La huida hacia adelante de un antiabortista ante este baño de realidad pasa, indefectiblemente, por recurrir a los daños morales de la embarazada; en este caso, el principal problema reside en que un antiabortista nunca acepta los daños morales que puedan resultar de la obligación de una mujer violada de llevar en su seno el fruto de su propia violación. El Fundamento Jurídico 11º de la famosa Sentencia del Tribunal Constitucional de 11 de Abril de 1985, en la que se trató el Proyecto de Ley para despenalizar el aborto, sirve perfectamente para explicarle a un antiabortista la aberración (tanto jurídica como moral) a la que aboca esa extraña moralidad:
«La gestación ha tenido su origen en la comisión de un acto no sólo contrario a la voluntad de la mujer, sino realizado venciendo su resistencia por la violencia, lesionando en grado máximo su dignidad personal y el libre desarrollo de su personalidad, y vulnerando gravemente el derecho de la mujer a su integridad física y moral, al honor, a la propia imagen y a la intimidad personal.
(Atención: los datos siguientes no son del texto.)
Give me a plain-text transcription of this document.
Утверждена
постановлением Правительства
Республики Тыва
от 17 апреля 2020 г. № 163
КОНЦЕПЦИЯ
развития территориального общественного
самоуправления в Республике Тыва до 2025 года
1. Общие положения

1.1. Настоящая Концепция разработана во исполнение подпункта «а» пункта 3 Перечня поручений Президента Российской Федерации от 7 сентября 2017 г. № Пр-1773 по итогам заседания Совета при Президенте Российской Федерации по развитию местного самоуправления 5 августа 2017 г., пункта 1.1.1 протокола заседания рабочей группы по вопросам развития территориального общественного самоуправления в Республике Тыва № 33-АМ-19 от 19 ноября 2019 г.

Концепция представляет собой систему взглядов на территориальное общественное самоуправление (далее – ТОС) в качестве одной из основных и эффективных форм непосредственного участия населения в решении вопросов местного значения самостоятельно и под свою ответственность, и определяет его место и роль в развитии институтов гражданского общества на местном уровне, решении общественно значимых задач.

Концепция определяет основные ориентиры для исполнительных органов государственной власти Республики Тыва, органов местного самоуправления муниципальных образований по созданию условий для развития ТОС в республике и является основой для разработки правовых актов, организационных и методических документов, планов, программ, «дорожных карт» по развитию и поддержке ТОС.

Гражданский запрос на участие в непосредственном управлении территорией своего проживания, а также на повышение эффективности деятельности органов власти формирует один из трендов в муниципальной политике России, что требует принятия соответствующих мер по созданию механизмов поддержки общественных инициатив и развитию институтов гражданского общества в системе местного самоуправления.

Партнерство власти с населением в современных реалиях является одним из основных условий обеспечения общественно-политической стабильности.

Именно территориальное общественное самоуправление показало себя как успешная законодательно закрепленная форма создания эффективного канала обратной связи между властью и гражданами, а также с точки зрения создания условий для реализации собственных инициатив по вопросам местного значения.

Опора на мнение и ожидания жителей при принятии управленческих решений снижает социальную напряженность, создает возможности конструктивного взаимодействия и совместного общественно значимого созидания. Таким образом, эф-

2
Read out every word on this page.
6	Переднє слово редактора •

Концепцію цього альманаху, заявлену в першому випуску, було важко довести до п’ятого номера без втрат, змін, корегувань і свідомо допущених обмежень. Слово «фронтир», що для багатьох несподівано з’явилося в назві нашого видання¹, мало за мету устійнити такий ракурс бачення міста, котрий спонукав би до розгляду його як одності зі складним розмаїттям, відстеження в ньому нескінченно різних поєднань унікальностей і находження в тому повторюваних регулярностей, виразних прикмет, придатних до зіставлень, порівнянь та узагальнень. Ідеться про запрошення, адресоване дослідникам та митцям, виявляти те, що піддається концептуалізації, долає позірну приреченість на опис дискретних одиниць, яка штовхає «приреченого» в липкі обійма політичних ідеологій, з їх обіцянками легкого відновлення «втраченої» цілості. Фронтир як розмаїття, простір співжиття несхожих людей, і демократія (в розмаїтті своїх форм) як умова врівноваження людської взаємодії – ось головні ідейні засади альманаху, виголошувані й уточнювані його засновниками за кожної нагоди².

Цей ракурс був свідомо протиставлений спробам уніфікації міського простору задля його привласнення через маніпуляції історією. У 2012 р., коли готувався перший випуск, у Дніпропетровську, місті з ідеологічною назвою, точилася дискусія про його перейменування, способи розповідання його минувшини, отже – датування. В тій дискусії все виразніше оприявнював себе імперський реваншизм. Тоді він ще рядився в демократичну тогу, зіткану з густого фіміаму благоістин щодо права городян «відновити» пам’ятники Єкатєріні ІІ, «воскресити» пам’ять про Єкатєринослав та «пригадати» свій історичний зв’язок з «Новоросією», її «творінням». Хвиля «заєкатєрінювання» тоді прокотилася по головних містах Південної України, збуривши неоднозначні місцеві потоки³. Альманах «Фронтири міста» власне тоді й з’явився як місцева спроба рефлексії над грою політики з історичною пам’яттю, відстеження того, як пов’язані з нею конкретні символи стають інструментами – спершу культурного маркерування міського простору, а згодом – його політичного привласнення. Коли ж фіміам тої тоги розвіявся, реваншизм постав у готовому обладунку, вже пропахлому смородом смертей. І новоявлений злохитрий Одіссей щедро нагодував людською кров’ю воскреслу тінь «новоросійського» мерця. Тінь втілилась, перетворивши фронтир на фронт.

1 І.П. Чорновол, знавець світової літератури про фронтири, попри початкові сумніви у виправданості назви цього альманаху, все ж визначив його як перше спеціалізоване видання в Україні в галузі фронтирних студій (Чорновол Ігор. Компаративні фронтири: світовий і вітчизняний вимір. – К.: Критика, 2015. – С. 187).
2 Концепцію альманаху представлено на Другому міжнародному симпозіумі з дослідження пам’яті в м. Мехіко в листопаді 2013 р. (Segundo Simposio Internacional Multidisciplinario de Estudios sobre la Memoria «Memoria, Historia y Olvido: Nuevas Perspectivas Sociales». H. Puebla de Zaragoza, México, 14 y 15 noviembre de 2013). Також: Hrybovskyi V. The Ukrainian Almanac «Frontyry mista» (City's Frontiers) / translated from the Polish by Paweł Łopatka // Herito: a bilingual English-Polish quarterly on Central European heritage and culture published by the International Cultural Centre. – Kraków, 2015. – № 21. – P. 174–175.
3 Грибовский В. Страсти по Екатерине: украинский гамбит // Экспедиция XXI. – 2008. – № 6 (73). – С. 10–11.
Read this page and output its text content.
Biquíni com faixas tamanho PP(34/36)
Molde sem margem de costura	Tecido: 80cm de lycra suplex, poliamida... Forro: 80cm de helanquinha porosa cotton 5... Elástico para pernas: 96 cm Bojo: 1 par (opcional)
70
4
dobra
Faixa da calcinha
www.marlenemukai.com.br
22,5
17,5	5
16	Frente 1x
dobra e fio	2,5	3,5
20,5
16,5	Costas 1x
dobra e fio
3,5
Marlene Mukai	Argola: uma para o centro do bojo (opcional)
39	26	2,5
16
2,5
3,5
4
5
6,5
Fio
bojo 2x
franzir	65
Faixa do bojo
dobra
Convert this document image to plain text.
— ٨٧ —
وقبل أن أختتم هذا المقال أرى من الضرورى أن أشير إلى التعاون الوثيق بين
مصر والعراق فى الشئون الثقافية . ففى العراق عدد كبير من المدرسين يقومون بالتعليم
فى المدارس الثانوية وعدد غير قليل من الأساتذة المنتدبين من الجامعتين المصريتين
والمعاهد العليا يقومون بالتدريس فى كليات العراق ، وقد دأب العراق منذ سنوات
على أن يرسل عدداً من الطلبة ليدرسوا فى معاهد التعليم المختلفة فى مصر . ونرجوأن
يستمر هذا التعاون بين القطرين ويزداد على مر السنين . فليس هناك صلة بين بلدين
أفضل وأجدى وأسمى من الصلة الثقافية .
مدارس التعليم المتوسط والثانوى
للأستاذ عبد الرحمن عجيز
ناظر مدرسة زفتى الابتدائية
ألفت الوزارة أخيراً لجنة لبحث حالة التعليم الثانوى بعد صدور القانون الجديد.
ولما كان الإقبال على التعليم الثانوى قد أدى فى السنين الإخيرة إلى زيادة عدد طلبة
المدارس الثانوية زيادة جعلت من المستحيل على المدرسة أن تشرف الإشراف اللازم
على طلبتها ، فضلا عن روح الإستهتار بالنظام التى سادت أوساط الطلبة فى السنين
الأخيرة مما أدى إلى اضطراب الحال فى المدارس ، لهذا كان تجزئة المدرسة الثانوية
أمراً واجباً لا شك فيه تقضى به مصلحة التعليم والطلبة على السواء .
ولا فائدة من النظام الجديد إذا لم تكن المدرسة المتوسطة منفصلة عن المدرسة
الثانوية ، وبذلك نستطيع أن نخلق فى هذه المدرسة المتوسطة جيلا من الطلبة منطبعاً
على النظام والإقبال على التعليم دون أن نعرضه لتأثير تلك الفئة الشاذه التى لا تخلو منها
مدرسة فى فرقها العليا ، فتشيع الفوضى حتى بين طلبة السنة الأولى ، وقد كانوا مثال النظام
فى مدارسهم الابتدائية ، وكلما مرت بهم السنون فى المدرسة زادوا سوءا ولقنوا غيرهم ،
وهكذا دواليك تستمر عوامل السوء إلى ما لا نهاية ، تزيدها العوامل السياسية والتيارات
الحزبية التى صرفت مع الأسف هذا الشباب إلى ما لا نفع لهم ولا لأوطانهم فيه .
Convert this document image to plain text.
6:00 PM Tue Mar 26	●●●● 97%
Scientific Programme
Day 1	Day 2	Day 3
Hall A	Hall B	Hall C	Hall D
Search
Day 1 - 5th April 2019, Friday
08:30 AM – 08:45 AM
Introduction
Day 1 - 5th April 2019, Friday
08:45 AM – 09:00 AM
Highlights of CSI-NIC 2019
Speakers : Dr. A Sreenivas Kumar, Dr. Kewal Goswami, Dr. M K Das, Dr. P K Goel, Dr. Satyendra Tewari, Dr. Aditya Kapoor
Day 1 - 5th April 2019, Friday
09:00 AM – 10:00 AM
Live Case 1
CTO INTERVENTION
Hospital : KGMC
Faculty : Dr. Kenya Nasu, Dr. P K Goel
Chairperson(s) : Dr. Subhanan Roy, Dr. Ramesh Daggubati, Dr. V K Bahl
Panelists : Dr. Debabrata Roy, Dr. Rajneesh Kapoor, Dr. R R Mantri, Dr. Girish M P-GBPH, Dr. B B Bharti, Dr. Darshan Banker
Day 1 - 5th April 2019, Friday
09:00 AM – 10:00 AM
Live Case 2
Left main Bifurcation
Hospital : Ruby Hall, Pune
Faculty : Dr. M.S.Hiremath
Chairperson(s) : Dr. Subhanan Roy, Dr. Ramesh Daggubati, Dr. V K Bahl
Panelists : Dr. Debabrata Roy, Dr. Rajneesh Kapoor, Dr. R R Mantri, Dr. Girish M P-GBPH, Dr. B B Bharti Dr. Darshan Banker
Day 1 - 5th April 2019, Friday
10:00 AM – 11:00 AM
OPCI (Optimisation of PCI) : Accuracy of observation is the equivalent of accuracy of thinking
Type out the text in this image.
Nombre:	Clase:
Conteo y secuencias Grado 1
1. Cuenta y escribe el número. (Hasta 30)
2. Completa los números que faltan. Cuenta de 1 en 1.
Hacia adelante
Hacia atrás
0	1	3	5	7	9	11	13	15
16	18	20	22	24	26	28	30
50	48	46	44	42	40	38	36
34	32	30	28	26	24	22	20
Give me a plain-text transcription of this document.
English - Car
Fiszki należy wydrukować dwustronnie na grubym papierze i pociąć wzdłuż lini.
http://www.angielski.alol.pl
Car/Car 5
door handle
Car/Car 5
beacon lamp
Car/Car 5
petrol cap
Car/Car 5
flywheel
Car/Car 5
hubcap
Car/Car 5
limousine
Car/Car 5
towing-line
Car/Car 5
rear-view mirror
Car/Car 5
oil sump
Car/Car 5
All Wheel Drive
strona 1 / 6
Obligarla a soportar las consecuencias de un acto de tal naturaleza es manifiestamente inexigible; la dignidad de la mujer excluye que pueda considerársele como mero instrumento, y el consentimiento necesario para asumir cualquier compromiso u obligación cobra especial relieve en este caso ante un hecho de tanta trascendencia como el de dar vida a un nuevo ser, vida que afectará profundamente a la suya en todos los sentidos.
Por ello la mencionada indicación no puede estimarse contraria a la Constitución». Sentencia del Tribunal Constitucional de 11 de Abril de 1985, Fundamento Jurídico 11º.
Finalmente, y por no alargar más este artículo (aunque haya materia de sobra para alargarlo), siempre habrá quien apele a una parte de la ciencia para intentar justificar su argumentación; es el caso, por ejemplo, en el que se alude al ADN como portador de la vida (en lo que aparenta una especie de equiparación entre el alma y el ADN). Existe un serio problema al respecto, puesto que el ADN (toda la información genética) que formará el feto ya está presente tanto en los óvulos que cada 28 días son asesinados por las mujeres en edad de procrear como en los miles de millones de espermatozoides que son exterminados todos los días en nuestro país; y es que no podemos olvidar que, para evitar que la sociedad civil, a través de consideraciones religiosas, caiga en el más absoluto de los absurdos, el propio Código Civil sólo otorga la condición de persona al feto nacido con figura humana y que sobreviva más de 24 horas fuera del seno materno.